I had another cookie. I believe it was a Toffee-tastic, but it may have been one of the Adventurefuls. That’s one more thing that doesn’t matter.

“Do you know what a cruise ship is, Bernard? Carolyn?”

She shook her head. I said, “I know what Samuel Johnson said. ‘Being on a ship is like being in jail, with the added hazard of drowning.’

“And perhaps that was so in the good Dr. Johnson’s time, but my experience is a good deal different. A cruise ship is a luxurious version of assisted living. The food is excellent, and you can eat and drink whatever you want at any hour of the day or night. Your bed is made up shortly after you get out of it, and the linen is always clean, and at night they turn down your bed and place a mint on your pillow. If you don’t want to leave your cabin, they bring you your meals. If you’re not feeling well, there’s a doctor a few decks below, and he doesn’t tell you to take two aspirin and call him in the morning.”
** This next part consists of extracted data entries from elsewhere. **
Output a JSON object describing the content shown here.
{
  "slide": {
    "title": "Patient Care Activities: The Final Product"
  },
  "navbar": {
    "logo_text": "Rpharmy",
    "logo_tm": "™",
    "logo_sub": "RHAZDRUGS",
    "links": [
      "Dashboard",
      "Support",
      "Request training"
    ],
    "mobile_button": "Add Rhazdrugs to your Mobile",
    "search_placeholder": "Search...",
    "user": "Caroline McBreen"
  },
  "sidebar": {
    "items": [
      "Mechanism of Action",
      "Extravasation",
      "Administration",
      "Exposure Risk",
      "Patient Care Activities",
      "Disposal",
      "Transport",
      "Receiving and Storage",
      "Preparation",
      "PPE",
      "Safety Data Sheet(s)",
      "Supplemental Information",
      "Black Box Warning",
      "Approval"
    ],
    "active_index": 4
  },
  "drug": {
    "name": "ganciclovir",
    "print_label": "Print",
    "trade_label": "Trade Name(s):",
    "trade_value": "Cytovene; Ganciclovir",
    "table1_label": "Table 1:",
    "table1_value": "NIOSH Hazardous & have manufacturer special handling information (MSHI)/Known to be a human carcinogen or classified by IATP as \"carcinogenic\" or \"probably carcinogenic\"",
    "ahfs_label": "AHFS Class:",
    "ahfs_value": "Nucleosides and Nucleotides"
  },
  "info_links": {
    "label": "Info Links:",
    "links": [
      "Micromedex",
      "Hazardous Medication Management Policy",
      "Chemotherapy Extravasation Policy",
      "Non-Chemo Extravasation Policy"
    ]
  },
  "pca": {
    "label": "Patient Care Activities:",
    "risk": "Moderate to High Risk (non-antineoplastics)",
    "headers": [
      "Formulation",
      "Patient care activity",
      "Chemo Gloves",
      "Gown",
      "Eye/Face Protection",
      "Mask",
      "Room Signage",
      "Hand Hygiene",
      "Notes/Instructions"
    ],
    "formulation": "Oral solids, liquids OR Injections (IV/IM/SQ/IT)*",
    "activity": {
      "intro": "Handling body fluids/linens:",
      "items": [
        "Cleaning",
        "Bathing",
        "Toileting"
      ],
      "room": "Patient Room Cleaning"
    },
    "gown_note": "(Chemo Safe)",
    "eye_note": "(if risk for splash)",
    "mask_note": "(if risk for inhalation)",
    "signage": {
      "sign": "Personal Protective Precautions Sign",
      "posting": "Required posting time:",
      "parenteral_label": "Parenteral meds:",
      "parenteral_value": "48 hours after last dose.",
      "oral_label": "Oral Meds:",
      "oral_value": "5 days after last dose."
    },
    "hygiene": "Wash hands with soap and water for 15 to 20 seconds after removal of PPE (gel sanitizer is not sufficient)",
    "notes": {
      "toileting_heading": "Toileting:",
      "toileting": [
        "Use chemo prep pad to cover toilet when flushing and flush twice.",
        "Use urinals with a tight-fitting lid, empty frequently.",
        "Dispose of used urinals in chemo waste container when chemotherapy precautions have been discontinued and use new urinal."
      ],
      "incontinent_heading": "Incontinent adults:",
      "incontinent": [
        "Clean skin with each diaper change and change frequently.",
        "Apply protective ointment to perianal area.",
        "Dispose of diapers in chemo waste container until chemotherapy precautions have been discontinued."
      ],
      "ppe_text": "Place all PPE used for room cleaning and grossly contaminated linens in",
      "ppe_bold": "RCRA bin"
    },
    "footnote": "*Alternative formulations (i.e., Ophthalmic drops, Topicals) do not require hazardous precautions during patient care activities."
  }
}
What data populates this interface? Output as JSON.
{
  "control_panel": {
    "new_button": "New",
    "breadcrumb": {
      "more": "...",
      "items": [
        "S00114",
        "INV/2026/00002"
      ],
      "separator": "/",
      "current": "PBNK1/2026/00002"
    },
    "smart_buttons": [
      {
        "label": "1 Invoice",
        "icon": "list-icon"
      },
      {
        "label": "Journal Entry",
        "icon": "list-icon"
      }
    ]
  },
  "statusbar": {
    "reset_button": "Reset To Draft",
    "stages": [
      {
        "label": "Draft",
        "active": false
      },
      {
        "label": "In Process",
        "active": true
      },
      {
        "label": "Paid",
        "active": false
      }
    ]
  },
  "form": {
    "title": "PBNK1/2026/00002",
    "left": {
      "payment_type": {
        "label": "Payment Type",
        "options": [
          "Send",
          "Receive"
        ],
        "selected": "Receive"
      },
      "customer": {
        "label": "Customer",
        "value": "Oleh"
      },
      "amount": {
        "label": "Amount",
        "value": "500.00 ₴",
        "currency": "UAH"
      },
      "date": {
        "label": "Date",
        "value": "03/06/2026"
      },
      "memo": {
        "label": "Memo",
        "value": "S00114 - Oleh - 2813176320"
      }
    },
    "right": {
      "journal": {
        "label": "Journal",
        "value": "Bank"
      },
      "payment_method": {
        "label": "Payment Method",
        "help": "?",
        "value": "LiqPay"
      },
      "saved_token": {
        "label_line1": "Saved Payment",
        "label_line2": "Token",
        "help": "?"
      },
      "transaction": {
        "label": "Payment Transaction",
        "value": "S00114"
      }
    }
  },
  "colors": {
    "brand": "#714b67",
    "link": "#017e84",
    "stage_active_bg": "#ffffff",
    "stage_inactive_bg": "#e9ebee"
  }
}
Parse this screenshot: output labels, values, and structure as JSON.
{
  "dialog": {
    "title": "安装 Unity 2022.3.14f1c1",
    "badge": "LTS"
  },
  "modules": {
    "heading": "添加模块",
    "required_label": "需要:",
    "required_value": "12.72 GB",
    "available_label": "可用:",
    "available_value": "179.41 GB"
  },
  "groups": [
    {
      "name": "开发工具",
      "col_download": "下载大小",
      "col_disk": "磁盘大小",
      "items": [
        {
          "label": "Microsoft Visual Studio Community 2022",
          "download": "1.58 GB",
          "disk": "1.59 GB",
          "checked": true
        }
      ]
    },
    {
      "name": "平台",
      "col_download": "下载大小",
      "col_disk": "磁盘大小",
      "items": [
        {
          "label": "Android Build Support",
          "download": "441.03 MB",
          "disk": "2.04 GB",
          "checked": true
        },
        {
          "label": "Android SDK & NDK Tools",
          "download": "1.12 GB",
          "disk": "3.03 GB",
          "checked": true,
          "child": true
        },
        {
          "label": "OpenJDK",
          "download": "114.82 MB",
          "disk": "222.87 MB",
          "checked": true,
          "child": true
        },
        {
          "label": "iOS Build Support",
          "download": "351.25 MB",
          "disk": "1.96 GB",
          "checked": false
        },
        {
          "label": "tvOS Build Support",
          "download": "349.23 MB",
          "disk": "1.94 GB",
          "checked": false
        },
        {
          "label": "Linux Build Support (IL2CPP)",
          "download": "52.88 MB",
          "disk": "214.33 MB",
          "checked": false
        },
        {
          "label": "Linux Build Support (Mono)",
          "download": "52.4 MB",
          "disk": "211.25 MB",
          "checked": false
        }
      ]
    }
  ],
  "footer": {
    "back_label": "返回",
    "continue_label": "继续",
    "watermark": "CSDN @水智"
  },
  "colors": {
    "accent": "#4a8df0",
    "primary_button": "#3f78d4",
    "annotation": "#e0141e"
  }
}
He went on. You had fifteen hundred or two thousand fellow passengers, and could spend as much or as little time with any of them as you wished, and when the cruise was over you never had to see any of them again; you stepped off one ship and onto another, with a whole different array of passengers, and different singers and musicians and comedians to entertain you of an evening. There was a library, there was a game room, there was a gymnasium, and there were restaurants and bars and cafés at every turn.

“And there’s a conveniently located desk,” he said, “occupied by an obliging woman with nothing she’d rather do than book your next cruise. You can go from one ship to another, and sooner or later I contrive to get on one that drops me in New York, where my apartment is just as I left it. And I’m here for as long as I want to be and then I get on another ship.” He beamed. “This coming Wednesday I board the MS Volendam. Even as we speak it is cruising the St. Lawrence River from Quebec City, and it will stop in New York on its way to Fort Lauderdale. There I’ll transfer to the MS Zuiderdam for a 66-day circumnavigation of South America.”

Carolyn: “So it’s just one Dam ship after another?”

“And one country after another,” he said, “and one port after another, and sometimes I get off and sample what a new port of call has to offer, but at least as often I spare my feet and remain comfortably aboard. The ship’s library almost invariably has something I can read with pleasure, and I always have Spinoza at my side.” A sip of Einspänner, a Thin Mint. “‘Not to laugh, not to lament, not to detest, but to understand.’ The perfect companion, my cherished friend Baruch. He takes up so little space in one’s luggage, even as he fills one’s mind and replenishes one’s spirit.”